Bridging the On-premises to Cloud Security Gap: Cloud Credentials Detection
Identities lie at the heart of cloud security. One of the most common tactics used to breach cloud environments is Credential Access. User credentials may be obtained using various techniques. Credentials may be cracked through brute force attempts, obtained in social engineering campaigns, or stolen from compromised resources, where they are stored fand used.
In this blog, we demonstrate that properly securing cloud environments requires securing credentials in the organization’s non-cloud environments. To this end, we dive into our innovative capability to detect cloud credentials in on-premises environments and user devices. By integrating it with Microsoft Security Exposure Management, customers are able to identify attack paths starting in non-cloud environments and reaching critical cloud assets using cloud credentials. Customers are then able to effectively prioritize and mitigate those attack paths, thereby improving their enterprise and cloud security posture.
Credentials in On-premises Environments and User Devices: the Achilles Heel of Cloud Security
Awareness of the risk of credential theft in cloud environments is increasing, with security vendors offering secret scanning in various cloud-based resources, such as virtual machines and code repositories. However, cloud-credential theft from on-premises environments and user devices is a substantial blind spot in cloud protection solutions.
Consider the following attack scenario: To work with cloud infrastructures, employees must constantly use credentials on their personal computers. Most predominantly, users access cloud provider services either using the web portal or a CLI tool. Both methods can leave long-term credentials on the employee’s computer, such as authentication cookies and access tokens. A malicious actor who gains access to the user’s computer can easily steal those credentials and breach the customer’s cloud environment. The attacker immediately gains all the current permissions of the compromised user.
This scenario is a reality that we witness over and over with our customers. Our security research team has recently uncovered a crypto mining campaign targeting a large financial organization. The attack began by executing malware on an endpoint machine used by one of the organization’s administrators. The attacker then extracted a browser cookie from the compromised machine, which allowed them to bypass MFA and gain an initial foothold in the cloud environment with global administrator permissions.
The Technical Challenge: Identifying and Mapping Browser Cookies
The most widespread credential type that is used to access the cloud from user devices are authentication cookies. When logging in to a cloud provider’s website, authentication cookies are saved on the user’s browser to enable easy, password-free access in future sessions.
While the exact format varies, these cookies appear as long, randomized strings, and do not contain any identifier of the user that they be used to authenticate as. This poses a significant challenge to the security vendor, who needs to infer this exact connection.

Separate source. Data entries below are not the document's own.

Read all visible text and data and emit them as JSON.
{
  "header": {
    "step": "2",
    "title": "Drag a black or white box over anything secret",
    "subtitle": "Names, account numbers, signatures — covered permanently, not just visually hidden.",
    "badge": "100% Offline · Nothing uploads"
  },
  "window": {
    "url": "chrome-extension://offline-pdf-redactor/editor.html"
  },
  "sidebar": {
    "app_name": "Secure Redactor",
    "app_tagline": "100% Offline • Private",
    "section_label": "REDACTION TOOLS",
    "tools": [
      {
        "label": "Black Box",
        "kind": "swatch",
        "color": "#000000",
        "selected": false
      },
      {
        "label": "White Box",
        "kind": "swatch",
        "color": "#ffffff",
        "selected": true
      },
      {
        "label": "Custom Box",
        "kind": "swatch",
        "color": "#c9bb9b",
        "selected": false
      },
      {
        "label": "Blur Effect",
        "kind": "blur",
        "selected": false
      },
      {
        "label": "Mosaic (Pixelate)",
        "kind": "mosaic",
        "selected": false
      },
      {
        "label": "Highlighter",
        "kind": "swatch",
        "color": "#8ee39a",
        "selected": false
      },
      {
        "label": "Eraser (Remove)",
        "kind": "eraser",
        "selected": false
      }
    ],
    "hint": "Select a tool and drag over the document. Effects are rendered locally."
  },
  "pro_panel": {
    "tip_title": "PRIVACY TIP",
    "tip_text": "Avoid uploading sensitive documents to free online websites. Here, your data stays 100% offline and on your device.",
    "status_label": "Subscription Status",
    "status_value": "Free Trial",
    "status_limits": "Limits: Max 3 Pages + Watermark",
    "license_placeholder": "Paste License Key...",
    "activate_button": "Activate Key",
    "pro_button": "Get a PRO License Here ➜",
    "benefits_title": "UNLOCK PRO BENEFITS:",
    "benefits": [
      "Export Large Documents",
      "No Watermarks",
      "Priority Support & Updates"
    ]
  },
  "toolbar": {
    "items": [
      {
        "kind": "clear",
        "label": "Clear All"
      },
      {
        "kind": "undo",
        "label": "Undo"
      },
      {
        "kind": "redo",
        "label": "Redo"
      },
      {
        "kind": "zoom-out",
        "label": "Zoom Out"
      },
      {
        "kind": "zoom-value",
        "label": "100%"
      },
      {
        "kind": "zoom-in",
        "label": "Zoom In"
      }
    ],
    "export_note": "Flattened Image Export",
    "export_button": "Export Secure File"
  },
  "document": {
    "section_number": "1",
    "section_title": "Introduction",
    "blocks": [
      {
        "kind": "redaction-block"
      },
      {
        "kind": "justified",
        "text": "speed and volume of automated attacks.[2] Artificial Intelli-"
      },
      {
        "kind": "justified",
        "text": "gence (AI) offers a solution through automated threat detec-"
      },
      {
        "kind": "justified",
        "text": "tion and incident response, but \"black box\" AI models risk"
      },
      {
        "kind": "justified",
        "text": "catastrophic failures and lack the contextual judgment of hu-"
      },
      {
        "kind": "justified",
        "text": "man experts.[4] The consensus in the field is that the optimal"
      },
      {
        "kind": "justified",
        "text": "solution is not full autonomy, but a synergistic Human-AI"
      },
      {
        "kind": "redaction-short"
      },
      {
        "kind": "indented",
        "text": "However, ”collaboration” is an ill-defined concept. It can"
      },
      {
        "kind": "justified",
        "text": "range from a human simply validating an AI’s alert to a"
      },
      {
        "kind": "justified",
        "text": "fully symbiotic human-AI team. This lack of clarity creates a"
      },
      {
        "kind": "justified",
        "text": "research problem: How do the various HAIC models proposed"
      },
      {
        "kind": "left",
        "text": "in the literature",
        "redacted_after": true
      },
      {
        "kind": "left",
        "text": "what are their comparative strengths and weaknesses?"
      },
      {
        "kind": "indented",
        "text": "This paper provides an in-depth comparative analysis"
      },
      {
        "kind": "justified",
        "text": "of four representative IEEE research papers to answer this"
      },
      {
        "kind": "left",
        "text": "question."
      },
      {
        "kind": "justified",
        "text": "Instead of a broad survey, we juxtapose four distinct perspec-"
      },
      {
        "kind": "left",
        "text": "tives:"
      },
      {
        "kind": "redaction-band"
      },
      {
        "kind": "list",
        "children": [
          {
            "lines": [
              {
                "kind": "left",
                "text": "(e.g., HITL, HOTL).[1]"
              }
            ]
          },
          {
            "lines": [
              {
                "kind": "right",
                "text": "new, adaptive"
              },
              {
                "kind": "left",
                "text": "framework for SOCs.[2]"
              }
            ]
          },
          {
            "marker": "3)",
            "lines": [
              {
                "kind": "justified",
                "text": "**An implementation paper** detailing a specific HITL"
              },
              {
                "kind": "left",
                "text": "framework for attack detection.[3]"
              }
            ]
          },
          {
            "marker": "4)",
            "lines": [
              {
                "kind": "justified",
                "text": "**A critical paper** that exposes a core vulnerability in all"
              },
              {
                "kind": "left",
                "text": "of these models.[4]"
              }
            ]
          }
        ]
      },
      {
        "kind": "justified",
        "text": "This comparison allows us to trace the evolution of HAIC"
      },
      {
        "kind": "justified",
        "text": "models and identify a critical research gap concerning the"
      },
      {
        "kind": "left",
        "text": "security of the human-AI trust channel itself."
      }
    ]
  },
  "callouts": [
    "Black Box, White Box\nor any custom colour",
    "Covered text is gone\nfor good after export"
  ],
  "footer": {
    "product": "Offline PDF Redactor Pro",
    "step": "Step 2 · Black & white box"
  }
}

The trivial way to solve the challenge this out would be to collect the authentication cookie from the user’s machine, and actively send it to the relevant website. This solution has several disadvantages which make it complex and unattractive:
Authentication cookies are highly sensitive secrets. Collecting and saving those cookies adds an unwanted risk to the customer.
Actively sending the cookies on a mass scale may look suspicious and cause false alarms on the website’s side.
High operational and engineering costs on the vendor’s side.
The Solution: Smart Analysis of Browser Artifacts
To overcome this challenge, we have come up with an innovative solution that is based on analysis of browser artifacts. The artifacts, saved by the website upon successful user authentication, contain the identifier of the authenticated user. This solution also provides information on the cookie’s validity, as the artifacts also indicate when a user logs out, or when a cookie is expired due to lack of usage.
The analysis runs periodically over Microsoft Defender for Endpoint and supports detection of both Azure Portal and AWS Console authentication cookies. On the first release, all Chromium-based browsers are supported.
In addition, we’re introducing an ability to detect cloud secrets used by the CLI tools of Azure, AWS and GCP. These secrets are stored locally and include refresh tokens, certificates, and access keys. Here, too, we’re able to correlate them to the relevant user that they can be used to authenticate as.
Reducing the Attack Surface and Enhancing Threat Detection
This new ability to detect cloud credentials in on-premises environments and user devices is fully integrated into Microsoft Security Exposure Management. This comes in addition to our existing abilities to detect credentials in cloud and hybrid environments. By ingesting the data to the exposure graph, customers are now able to:
Gain Visibility to the Attack Surface created by Cloud Credentials: Effectively prioritize protection on critical areas of the network which should be better protected.
Reduce the Attack Surface: Identify and mitigate attack paths involving cloud credentials.
Enhance Threat Detection of Hybrid Attacks: Having knowledge of the connection between on-premises and cloud environments provides important context in threat detection, enhancing detection and response of hybrid attack incidents.
Below is a screenshot from the Exposure Management user interface showing an on-premises to cloud attack scenario involving cloud credentials. The scenario begins with a vulnerable on-premises machine, which contains a browser cookie of an Azure user with the global administrator role. The cookie may be used to access a sensitive Azure storage account, which contains customer credit card details. This scenario and many more will soon be available in Microsoft Security Exposure Management.